How does one write UAV controller software without crashing a single UAV? By using a simulator, of course.

It turns out that simulating a UAV is pretty simple actually. A UAV can be abstracted like this:

– a simple rigid body with 4 forces – the propellers – pushing upward based on their throttle

– gyro value is the angular momentum of the rigid body + any drift noise you want to simulate

– accelerometer value is the body acceleration

– compass is some random world vector projected in the bodys space.

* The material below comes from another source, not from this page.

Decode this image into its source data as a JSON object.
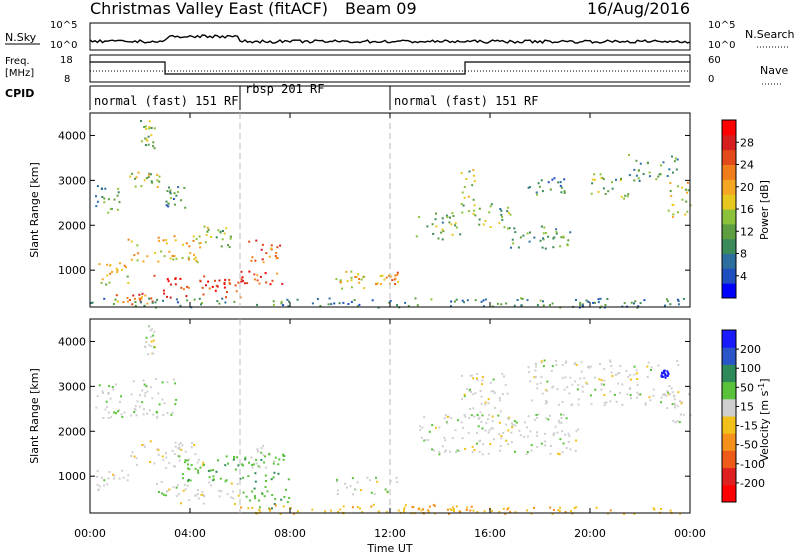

– air friction is 4 forces pushing in the direction opposite to the movement on 4 arms, with a strength depending on orientation of the quad and some random coefficient

 

This is enough to test the rate/stab pids and ahrs. Add a simulated GPS and you can test RTL. And so on.

 

The tricky part is to have the same code base running in the simulator and on the actual UAV. The more the better. Since raspberry pi is debian – just like ubuntu – this is actually pretty simple and it boils down, in my case, to have a io_board simulator. That is – the code that runs on the AVR crius board.

 

The next step is to add a UI for the simulator where I can configure sensor noise and fail rates and wind.